Politics and melodrama do not mix very well in movies – at least, not for certain sophisticated audiences.

I remember, years ago, watching Samuel Fuller's White Dog (1982), the tale of a "racist" dog trained to kill Afro-Americans, at the Melbourne Film Festival. The audience around me howled with derisive laughter at this piece of pulp fiction. How dare a film on a serious issue be so lurid and naive?

Dead Heart is also going to have that effect on some audiences. It is a shameless melodrama about the conflict of Aboriginal and settler cultures. Everything about it, beginning with the title, is drawn in bold, expressionistic strokes: transgressive passions, payback killings, the omnipresent heat and dust.

As befits a melodrama, there is an original sin at the centre of all the trouble. In a small, divided community near Alice Springs, frisky young Tony (Aaron Pedersen) makes love to unhappily married Kate (Angie Milliken) on a sacred, tribal site meant for men only. This act of inter-racial sex – unsubtly intercut with the spectacle of dogs rutting in a church – blows the town sky high.

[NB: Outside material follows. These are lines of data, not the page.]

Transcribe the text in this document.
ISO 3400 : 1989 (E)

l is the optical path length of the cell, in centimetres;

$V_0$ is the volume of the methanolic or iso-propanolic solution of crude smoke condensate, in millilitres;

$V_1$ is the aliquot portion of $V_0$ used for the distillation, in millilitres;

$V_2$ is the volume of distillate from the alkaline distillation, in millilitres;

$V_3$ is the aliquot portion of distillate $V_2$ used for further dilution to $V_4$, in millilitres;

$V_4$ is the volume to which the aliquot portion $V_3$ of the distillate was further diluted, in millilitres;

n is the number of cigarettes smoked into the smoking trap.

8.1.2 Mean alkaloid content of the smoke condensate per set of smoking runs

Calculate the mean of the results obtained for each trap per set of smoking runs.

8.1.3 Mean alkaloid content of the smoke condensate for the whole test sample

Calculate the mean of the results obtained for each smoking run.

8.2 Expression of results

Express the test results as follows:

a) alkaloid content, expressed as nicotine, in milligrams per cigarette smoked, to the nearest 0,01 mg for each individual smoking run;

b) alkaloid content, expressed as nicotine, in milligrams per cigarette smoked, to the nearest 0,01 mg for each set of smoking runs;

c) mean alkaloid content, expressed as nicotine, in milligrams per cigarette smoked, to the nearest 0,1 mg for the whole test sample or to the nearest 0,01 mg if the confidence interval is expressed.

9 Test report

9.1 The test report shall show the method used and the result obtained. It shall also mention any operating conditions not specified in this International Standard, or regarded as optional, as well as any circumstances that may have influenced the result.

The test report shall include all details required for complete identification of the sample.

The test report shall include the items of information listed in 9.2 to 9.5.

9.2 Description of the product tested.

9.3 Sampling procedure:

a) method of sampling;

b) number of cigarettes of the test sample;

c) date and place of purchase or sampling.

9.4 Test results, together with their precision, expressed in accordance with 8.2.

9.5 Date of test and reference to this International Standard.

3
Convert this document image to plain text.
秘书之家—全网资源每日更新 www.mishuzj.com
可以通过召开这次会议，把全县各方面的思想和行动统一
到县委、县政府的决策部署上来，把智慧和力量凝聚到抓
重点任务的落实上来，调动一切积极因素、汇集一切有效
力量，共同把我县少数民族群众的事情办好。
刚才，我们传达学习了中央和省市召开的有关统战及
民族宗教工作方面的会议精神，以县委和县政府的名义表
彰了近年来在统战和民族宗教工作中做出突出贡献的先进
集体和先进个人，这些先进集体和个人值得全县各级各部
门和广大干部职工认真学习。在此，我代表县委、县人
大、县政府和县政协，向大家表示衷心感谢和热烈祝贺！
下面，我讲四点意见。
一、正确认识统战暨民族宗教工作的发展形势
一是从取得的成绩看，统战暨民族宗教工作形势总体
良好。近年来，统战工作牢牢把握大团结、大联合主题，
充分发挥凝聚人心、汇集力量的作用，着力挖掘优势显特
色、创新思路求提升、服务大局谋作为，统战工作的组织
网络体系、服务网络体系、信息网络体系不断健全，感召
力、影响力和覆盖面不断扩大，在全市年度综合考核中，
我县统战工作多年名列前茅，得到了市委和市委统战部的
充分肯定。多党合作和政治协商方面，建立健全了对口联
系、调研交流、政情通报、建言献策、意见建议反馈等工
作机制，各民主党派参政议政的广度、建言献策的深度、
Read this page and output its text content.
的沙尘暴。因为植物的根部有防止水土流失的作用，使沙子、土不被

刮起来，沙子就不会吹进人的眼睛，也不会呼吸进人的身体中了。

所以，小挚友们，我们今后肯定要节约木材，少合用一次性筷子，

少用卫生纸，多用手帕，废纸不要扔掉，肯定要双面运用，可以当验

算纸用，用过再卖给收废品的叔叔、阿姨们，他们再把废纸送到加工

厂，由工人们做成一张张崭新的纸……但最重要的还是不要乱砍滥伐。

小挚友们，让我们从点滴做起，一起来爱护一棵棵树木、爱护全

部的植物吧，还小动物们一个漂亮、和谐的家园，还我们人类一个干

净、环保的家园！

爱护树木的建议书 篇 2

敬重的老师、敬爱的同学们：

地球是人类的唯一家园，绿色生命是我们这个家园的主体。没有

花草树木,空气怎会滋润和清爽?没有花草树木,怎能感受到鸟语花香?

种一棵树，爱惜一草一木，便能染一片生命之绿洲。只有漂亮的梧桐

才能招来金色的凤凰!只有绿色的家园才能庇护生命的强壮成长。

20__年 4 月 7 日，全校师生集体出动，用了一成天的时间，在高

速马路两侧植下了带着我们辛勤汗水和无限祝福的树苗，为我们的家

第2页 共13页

Stories like this depend on stark, Manichean oppositions – black vs. white law, violence vs. reason, spirituality vs. materialism – but also characters who try their best to inhabit a place in-between these extremes. These mediating characters are film's best: pastor David (Ernie Dingo), police aide Billy (Lafe Charlton), and even the bullish cop Ray (Bryan Brown).

Writer-director Nick Parsons (adapting his own play) takes an utterly unselfconscious approach to this material; like Sam Fuller, he seems not particularly fussed about tastefulness or political correctness. The directness of Dead Heart is disarming: racial conflict is a painful spear in the leg or chest; fun is a gang of guys playing cards or jiving to Daddy Cool's "Eagle Rock" in the desert; and social comment is David's plaintive cry – "I'm not a blackfella or a whitefella, I'm just ... a fella!"

I warmed to this film. In many respects it takes us back to the era of Charles Chauvel's interracial soap Jedda (1955) – a movie that had to wait some thirty years for a little middle-class respect. But Dead Heart's closest neighbour in the annals of Australian melodrama is Tim Burstall's fine adaptation of Morris West's The Naked Country (1984) – a movie dismissed in its day as trash and buried ever since.